In the next, larger cell, Richard Toad, Grant, Gilly, Dick and Deirdre, the Baileys, Raffi K. and a dozen others who hadn’t even replied to their B. Soc. Invitations are thronged, watching with horror the scene not ten paces distant. The young nobleman Stevey de Hoey, dressed in a red leathern tunic and striped puffball shorts, is being fed upon by a gruesome vampyre, clad in black, its forehead disfigured by a fire-branded mark reading, "If found pissed and/or lost, please return to All Souls before dawn."
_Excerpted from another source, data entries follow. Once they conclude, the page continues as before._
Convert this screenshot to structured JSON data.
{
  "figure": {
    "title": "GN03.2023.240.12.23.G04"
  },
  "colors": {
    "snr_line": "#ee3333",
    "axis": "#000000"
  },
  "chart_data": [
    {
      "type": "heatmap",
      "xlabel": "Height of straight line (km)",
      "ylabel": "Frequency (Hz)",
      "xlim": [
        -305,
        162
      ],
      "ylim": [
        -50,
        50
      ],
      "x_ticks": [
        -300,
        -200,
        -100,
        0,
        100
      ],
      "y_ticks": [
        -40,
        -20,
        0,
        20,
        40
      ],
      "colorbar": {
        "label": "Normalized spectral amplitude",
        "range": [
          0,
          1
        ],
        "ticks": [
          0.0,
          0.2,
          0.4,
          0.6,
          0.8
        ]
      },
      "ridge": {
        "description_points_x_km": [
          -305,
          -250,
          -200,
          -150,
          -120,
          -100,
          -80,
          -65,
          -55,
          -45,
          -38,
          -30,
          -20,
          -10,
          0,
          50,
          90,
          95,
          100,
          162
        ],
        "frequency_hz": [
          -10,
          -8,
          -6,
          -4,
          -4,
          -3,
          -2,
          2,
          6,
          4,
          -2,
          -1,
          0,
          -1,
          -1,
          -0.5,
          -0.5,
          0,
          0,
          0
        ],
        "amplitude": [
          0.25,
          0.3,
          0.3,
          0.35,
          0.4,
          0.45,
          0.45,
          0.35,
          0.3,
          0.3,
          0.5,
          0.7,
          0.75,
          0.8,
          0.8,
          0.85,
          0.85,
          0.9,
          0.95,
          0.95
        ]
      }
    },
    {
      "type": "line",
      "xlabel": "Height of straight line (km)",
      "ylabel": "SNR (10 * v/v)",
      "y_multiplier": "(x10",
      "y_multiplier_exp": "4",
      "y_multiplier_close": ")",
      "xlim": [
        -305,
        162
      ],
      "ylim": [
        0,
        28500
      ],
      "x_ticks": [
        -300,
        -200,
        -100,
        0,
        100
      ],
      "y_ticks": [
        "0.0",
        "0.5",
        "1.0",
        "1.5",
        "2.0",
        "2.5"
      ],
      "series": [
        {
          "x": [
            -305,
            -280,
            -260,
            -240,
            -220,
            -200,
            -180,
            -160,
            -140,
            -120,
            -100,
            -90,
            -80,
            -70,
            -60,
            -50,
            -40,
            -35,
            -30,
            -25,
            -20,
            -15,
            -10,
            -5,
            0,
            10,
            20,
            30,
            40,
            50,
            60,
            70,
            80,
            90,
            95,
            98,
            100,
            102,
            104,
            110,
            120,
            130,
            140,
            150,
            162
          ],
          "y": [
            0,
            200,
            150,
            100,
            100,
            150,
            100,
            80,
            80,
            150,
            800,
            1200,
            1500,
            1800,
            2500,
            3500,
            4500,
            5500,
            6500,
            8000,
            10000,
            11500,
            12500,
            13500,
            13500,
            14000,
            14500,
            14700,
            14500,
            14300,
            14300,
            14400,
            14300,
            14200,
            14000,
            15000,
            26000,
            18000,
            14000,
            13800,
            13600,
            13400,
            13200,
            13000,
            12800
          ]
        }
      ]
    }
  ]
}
"The silly sod sent me an invitation to a New Year’s Eve party—in New York, mark well—which arrived on the fourth of January," explains Henrey. "However he did write poetry for the last dinner, so he’ll be the first to be let out, whilst you lot will soon be subjected, at length, to the loving attentions of my dear pipistrello here!"
Emboldened by their imminent fate, the huddled throng plead piteously with Henrey. "Nay, mercy, I beg of you … we repent of our folly, my lord … poverty, aye, ’twas no excuse, nor forgetfulness … we are the architects of our own cruel destiny … how may we once more be part of the Byronic fold?"
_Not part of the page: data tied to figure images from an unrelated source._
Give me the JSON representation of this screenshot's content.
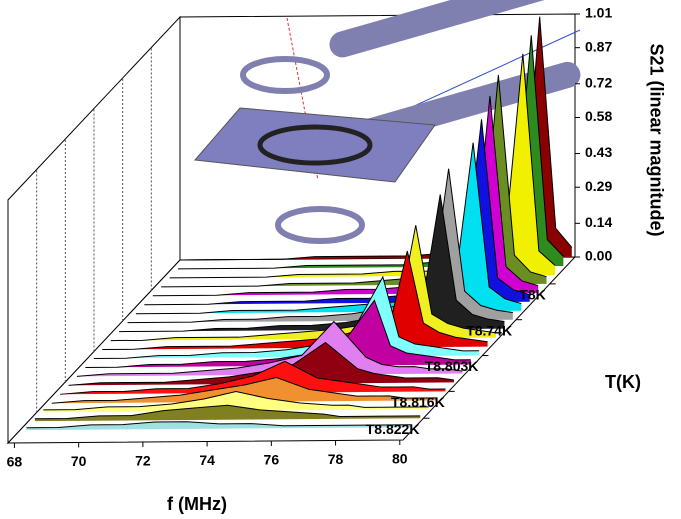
{
  "chart_data": {
    "type": "waterfall3d",
    "xlabel": "f (MHz)",
    "ylabel": "S21 (linear magnitude)",
    "zlabel": "T(K)",
    "x": [
      68,
      69,
      70,
      71,
      72,
      73,
      74,
      75,
      76,
      77,
      77.5,
      78,
      78.5,
      79,
      79.5,
      80
    ],
    "xlim": [
      67.8,
      80.1
    ],
    "xticks": [
      68,
      70,
      72,
      74,
      76,
      78,
      80
    ],
    "ylim": [
      0,
      1.01
    ],
    "yticks": [
      {
        "value": 0,
        "label": "0.00"
      },
      0.14,
      0.29,
      0.43,
      0.58,
      0.72,
      0.87,
      1.01
    ],
    "zcategories": [
      null,
      null,
      null,
      "T8K",
      null,
      null,
      null,
      "T8.74K",
      null,
      null,
      null,
      "T8.803K",
      null,
      null,
      null,
      "T8.816K",
      null,
      null,
      "T8.822K",
      null
    ],
    "series": [
      {
        "color": "#8b0000",
        "values": [
          0,
          0,
          0,
          0,
          0.01,
          0.01,
          0.01,
          0.01,
          0.02,
          0.03,
          0.04,
          0.07,
          0.18,
          1.0,
          0.12,
          0.04
        ]
      },
      {
        "color": "#2e8b1e",
        "values": [
          0,
          0,
          0,
          0,
          0.01,
          0.01,
          0.01,
          0.01,
          0.02,
          0.03,
          0.04,
          0.07,
          0.2,
          0.96,
          0.11,
          0.04
        ]
      },
      {
        "color": "#f0f000",
        "values": [
          0,
          0,
          0,
          0,
          0.01,
          0.01,
          0.01,
          0.02,
          0.02,
          0.03,
          0.05,
          0.08,
          0.22,
          0.92,
          0.1,
          0.04
        ]
      },
      {
        "color": "#6b8e23",
        "values": [
          0,
          0,
          0,
          0,
          0.01,
          0.01,
          0.01,
          0.02,
          0.03,
          0.04,
          0.07,
          0.15,
          0.87,
          0.12,
          0.05,
          0.03
        ]
      },
      {
        "color": "#d000d0",
        "values": [
          0,
          0,
          0,
          0.01,
          0.01,
          0.01,
          0.02,
          0.02,
          0.03,
          0.05,
          0.07,
          0.16,
          0.82,
          0.11,
          0.05,
          0.03
        ]
      },
      {
        "color": "#1010e0",
        "values": [
          0,
          0,
          0,
          0.01,
          0.01,
          0.01,
          0.02,
          0.02,
          0.03,
          0.05,
          0.08,
          0.17,
          0.76,
          0.1,
          0.05,
          0.03
        ]
      },
      {
        "color": "#00e0f0",
        "values": [
          0,
          0,
          0,
          0.01,
          0.01,
          0.01,
          0.02,
          0.03,
          0.04,
          0.06,
          0.09,
          0.18,
          0.7,
          0.1,
          0.05,
          0.03
        ]
      },
      {
        "color": "#a0a0a0",
        "values": [
          0,
          0,
          0,
          0.01,
          0.01,
          0.02,
          0.02,
          0.03,
          0.05,
          0.08,
          0.15,
          0.63,
          0.12,
          0.06,
          0.04,
          0.03
        ]
      },
      {
        "color": "#202020",
        "values": [
          0,
          0,
          0,
          0.01,
          0.01,
          0.02,
          0.02,
          0.03,
          0.05,
          0.08,
          0.15,
          0.56,
          0.12,
          0.06,
          0.04,
          0.03
        ]
      },
      {
        "color": "#f0f020",
        "values": [
          0,
          0,
          0.01,
          0.01,
          0.01,
          0.02,
          0.03,
          0.04,
          0.06,
          0.12,
          0.47,
          0.1,
          0.06,
          0.04,
          0.03,
          0.02
        ]
      },
      {
        "color": "#e00000",
        "values": [
          0,
          0,
          0.01,
          0.01,
          0.01,
          0.02,
          0.03,
          0.04,
          0.07,
          0.12,
          0.4,
          0.1,
          0.06,
          0.04,
          0.03,
          0.02
        ]
      },
      {
        "color": "#80ffff",
        "values": [
          0,
          0,
          0.01,
          0.01,
          0.02,
          0.02,
          0.03,
          0.05,
          0.09,
          0.33,
          0.08,
          0.05,
          0.04,
          0.03,
          0.02,
          0.02
        ]
      },
      {
        "color": "#c000a0",
        "values": [
          0,
          0,
          0.01,
          0.01,
          0.02,
          0.02,
          0.03,
          0.05,
          0.09,
          0.27,
          0.08,
          0.05,
          0.04,
          0.03,
          0.02,
          0.02
        ]
      },
      {
        "color": "#e080f0",
        "values": [
          0,
          0.01,
          0.01,
          0.01,
          0.02,
          0.03,
          0.05,
          0.08,
          0.22,
          0.07,
          0.04,
          0.03,
          0.03,
          0.02,
          0.02,
          0.01
        ]
      },
      {
        "color": "#900010",
        "values": [
          0,
          0.01,
          0.01,
          0.01,
          0.02,
          0.03,
          0.05,
          0.08,
          0.17,
          0.06,
          0.04,
          0.03,
          0.02,
          0.02,
          0.02,
          0.01
        ]
      },
      {
        "color": "#ff1010",
        "values": [
          0,
          0.01,
          0.01,
          0.02,
          0.02,
          0.04,
          0.07,
          0.13,
          0.06,
          0.04,
          0.03,
          0.02,
          0.02,
          0.02,
          0.01,
          0.01
        ]
      },
      {
        "color": "#f09030",
        "values": [
          0,
          0.01,
          0.01,
          0.02,
          0.03,
          0.05,
          0.07,
          0.1,
          0.05,
          0.03,
          0.02,
          0.02,
          0.02,
          0.01,
          0.01,
          0.01
        ]
      },
      {
        "color": "#ffff80",
        "values": [
          0.01,
          0.01,
          0.02,
          0.02,
          0.03,
          0.05,
          0.08,
          0.05,
          0.03,
          0.02,
          0.02,
          0.01,
          0.01,
          0.01,
          0.01,
          0.01
        ]
      },
      {
        "color": "#808020",
        "values": [
          0.01,
          0.01,
          0.02,
          0.02,
          0.04,
          0.05,
          0.06,
          0.04,
          0.03,
          0.02,
          0.01,
          0.01,
          0.01,
          0.01,
          0.01,
          0.01
        ]
      },
      {
        "color": "#a0e0e0",
        "values": [
          0.01,
          0.01,
          0.02,
          0.02,
          0.03,
          0.03,
          0.02,
          0.02,
          0.01,
          0.01,
          0.01,
          0.01,
          0.01,
          0.01,
          0.01,
          0.01
        ]
      }
    ]
  }
}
Henrey peruses the pathetic mob for a moment, then replies, the sneer of cold command ’pon his visage. "There are three steps to deliverance. The first is to reply on time to a Byron Society invitation. The second is to say that one can attend. The third is to write poetry for the glorious occasion. Merely complying with the first precept is almost to save one’s Byronic soul. Meet the second, and you enlarge and enrich the universal Byronic spirit that flows through all things—that which L.B. himself named The Nouki. Perform the third, and The Nouki itself will raise your being to a pitch and degree, the order of which you were formerly incapable e’en of conceiving. Of course, to get some replies in the first place would make a nice change," he adds bathetically.
The light of hope, vital and vibrant in its warmth and intensity, shines once more in the faces of the gathering. The embers of a tremulous, soft-hued, reanimating faith have been kindled in the gloom. Henrey looks about him with a sigh, as if waking from a reverie. "Oh well. On with the torture," he says, simply.